Copying 16 GB may seem like a lot, but it can be done easily via paper tape in 3 or 4 weeks.

That made me laugh out loud. I can remember in my mainframe days, at one point we realized that, in terms of bandwidth, the fastest way to send a large file across campus was to have an intern carry a magnetic tape from building to building.

1 Like

Hi All,

In my case, 16GB of data has to be read via DMA from RAM into an FPGA via PCIe. Upon completion, it starts again automatically till user decides to stop.

Before DMA start, the data is already in RAM.

Thank you,
Zvika

Ah, so this is OUTBOUND DMA. As long as you can do scatter/gather, so you don't need contiguous pages, that shouldn't be a big problem. That's, what. 10 or 20 seconds of transferring, depending on the PCIe generation and the number of lanes.

Tim - Thank you very much !
Best regards,
Zvika

Presumably you need to care whether it will be 10 or 20 or some other number of seconds.

Unless you are sending the same data over and over again (like a test pattern), or sending the data only once, there is some kind of rate at which new data will be generated, and so one of your chief interests is not the size of the data, but the rate at which it is generated and therefore needs to be transferred to your device.

I made a joke about it, but probably this is the most important question. It is likely that you won't have a problem with this, but quoting the performance requirement in terms of GB instead of GB/s is probably not very useful

:thinking:

A PCIe Gen 5 x 4 card will transfer on the order of 16GB per second.

What am I missing? (serious question, not sarcasm)

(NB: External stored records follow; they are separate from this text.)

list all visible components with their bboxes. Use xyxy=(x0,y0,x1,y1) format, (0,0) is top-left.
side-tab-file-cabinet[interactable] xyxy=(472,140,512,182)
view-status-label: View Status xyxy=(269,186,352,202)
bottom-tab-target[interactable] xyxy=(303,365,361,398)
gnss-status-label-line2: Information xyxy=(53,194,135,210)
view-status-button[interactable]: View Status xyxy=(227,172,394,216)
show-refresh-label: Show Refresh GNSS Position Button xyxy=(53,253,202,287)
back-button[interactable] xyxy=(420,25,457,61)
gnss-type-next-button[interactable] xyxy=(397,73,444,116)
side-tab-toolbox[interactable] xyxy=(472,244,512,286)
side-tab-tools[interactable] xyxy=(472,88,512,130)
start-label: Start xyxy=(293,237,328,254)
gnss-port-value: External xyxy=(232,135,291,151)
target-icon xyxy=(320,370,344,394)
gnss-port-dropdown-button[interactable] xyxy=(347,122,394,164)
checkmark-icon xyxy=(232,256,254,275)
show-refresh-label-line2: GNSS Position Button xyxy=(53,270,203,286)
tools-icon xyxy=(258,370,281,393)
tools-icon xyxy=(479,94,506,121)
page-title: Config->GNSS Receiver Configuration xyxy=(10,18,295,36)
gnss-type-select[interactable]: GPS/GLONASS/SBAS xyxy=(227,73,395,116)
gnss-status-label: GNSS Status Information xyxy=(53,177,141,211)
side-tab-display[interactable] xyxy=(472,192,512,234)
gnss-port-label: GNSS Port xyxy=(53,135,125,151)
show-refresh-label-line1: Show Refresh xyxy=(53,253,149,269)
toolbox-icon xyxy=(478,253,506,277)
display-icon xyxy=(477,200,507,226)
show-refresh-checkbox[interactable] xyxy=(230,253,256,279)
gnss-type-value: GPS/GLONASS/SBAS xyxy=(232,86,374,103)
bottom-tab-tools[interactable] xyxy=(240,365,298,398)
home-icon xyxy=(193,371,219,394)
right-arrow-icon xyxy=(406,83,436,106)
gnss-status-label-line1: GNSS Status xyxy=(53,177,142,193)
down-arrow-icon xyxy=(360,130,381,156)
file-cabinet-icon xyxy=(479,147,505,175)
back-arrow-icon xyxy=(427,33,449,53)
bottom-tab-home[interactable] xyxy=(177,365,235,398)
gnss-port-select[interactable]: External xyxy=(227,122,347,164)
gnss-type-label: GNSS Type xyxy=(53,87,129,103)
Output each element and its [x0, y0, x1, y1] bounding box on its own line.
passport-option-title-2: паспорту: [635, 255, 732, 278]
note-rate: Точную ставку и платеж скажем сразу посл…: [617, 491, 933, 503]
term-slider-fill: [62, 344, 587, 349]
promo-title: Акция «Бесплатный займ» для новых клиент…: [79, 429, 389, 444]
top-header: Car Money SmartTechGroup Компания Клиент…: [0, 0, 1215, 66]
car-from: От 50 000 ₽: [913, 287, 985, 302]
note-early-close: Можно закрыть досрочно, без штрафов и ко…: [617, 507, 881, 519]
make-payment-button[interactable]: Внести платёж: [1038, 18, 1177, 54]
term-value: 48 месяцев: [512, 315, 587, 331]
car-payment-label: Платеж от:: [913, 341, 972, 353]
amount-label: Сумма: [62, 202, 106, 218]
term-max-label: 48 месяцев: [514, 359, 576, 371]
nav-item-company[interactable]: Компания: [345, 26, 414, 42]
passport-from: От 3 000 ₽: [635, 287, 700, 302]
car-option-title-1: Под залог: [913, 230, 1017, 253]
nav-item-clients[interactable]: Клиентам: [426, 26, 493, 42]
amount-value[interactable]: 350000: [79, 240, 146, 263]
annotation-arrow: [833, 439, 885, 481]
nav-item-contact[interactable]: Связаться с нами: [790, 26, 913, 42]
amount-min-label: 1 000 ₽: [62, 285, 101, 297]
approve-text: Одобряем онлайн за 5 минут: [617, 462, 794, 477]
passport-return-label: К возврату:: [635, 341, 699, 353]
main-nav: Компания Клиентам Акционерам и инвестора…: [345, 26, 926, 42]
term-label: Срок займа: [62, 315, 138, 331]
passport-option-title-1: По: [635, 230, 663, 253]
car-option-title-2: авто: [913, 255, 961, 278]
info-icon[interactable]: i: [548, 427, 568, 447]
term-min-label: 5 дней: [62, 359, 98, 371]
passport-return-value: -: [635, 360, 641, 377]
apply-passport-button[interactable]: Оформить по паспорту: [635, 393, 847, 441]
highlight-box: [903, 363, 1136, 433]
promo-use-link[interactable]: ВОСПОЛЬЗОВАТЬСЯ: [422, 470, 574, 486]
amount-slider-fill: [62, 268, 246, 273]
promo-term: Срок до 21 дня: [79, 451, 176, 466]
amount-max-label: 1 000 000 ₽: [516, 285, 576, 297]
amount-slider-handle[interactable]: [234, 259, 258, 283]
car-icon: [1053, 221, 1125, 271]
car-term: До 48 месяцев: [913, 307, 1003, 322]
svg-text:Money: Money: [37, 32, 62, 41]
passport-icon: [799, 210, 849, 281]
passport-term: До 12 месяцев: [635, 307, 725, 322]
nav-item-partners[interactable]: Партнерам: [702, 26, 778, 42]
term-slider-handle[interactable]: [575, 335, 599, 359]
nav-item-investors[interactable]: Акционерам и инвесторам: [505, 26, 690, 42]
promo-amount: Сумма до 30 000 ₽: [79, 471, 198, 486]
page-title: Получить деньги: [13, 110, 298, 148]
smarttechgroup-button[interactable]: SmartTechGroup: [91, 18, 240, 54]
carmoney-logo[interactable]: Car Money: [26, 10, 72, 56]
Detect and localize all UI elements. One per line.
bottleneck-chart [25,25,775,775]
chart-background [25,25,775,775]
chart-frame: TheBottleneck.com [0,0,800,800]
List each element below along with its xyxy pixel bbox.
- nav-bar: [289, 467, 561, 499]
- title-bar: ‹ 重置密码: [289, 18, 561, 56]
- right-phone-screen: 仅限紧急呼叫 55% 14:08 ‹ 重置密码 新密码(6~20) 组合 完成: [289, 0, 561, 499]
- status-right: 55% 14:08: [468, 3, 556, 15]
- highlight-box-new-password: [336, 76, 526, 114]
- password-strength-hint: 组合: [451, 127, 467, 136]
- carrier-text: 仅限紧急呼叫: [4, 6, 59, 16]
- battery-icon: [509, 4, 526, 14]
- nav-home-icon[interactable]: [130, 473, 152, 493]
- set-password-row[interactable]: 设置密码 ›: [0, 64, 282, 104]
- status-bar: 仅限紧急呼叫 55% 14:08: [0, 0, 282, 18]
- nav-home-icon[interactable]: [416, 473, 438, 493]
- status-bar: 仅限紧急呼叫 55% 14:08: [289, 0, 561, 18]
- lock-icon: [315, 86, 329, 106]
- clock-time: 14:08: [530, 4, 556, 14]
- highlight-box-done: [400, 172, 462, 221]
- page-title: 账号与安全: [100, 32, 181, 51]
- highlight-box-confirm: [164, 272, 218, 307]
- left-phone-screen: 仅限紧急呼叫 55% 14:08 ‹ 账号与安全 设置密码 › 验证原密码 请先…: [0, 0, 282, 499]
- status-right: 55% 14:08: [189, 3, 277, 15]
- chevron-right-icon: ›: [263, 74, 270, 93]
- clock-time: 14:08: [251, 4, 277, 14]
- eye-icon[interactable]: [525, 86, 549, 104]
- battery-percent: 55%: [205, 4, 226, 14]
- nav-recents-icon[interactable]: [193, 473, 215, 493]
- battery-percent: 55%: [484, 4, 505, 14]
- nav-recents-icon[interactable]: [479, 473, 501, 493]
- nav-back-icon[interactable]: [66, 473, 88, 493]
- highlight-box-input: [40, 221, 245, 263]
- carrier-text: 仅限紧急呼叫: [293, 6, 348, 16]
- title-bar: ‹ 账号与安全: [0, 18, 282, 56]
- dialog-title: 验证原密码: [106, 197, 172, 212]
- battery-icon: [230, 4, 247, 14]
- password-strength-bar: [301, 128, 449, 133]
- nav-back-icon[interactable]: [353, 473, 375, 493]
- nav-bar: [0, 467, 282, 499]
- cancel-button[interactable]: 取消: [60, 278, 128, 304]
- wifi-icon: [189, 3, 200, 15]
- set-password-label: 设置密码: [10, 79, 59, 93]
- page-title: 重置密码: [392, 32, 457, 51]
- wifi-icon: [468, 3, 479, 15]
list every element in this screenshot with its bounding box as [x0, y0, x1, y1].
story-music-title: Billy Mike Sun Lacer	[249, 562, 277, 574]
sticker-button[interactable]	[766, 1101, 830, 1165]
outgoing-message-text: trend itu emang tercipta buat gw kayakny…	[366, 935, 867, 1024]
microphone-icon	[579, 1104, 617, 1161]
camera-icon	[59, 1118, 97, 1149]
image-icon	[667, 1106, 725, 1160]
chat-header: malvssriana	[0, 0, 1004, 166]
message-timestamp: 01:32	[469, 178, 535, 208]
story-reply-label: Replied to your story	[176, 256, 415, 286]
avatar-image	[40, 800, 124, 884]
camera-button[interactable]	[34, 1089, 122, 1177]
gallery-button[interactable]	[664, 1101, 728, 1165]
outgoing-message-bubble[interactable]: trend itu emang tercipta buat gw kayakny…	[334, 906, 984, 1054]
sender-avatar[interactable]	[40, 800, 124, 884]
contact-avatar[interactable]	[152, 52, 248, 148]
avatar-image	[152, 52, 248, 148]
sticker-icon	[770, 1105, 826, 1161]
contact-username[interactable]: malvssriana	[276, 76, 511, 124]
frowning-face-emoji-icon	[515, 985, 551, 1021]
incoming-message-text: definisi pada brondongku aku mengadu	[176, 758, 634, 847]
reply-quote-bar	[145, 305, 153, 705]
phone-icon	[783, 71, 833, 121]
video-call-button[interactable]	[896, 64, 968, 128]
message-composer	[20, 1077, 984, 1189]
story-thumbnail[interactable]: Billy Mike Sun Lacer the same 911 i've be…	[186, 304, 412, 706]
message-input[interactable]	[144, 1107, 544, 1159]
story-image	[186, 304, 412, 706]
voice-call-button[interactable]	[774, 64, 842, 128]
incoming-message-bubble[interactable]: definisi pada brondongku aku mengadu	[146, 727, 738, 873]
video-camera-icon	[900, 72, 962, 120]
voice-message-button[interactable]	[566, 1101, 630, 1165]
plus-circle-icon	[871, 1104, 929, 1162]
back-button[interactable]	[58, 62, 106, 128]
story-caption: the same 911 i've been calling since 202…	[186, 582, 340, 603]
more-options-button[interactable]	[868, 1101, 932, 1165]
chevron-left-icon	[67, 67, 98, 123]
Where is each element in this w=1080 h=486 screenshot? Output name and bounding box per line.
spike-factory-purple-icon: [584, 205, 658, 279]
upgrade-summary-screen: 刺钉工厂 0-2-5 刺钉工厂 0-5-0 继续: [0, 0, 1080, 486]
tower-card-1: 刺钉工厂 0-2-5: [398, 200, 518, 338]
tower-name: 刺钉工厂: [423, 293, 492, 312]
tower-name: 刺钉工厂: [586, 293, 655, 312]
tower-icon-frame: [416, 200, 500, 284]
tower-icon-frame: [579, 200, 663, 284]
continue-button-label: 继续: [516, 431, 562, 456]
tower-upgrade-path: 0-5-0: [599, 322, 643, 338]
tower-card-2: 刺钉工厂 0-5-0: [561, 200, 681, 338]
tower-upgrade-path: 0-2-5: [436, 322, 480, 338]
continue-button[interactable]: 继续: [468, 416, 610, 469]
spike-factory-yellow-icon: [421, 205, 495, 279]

No, you're quite right. I don't know how common Gen 4 and Gen 5 are these days. I never worked with anything beyond Gen 3, and I'm losing touch with the state of the art in retirement. And I should have asked about the number of lanes first.

Scolding accepted.

Oh, please! No scolding intended!!

Gen 4 is common these days; Gen 5 is starting to be available (in working form) on commodity workstations. Scott (here at OSR) has a pretty nice AMD64 workstation with Gen 5 NVMe SSDs... of which I am jealous... that gets better than 13GB/sec sequential reads/writes.

Aside:
It is positively SCARY how quickly PCIe speeds increase... which each generation doubling (doubling!) the throughput of the previous generation. I really do not understand how the hardware designers maintain the integrity of their clock signals at these speeds (and, given the fact that there are lots of systems with "Gen 5" PCIe slots that will train and then not actually sustain transfers at Gen 5 speeds, I'd guess there are a lot of designers who DON'T maintain the integrity of thier clock signals. I am using one such system as I type this).

It's the PCB designers job to maintain signal integrity using controlled impedance for PCIe (Telegrapher's Equations apply). Modern day PCB tools can track differential pairs and, more importantly, stack up. PCIe is effectively a SERDES using PLLs to speed up data rates for a given clock.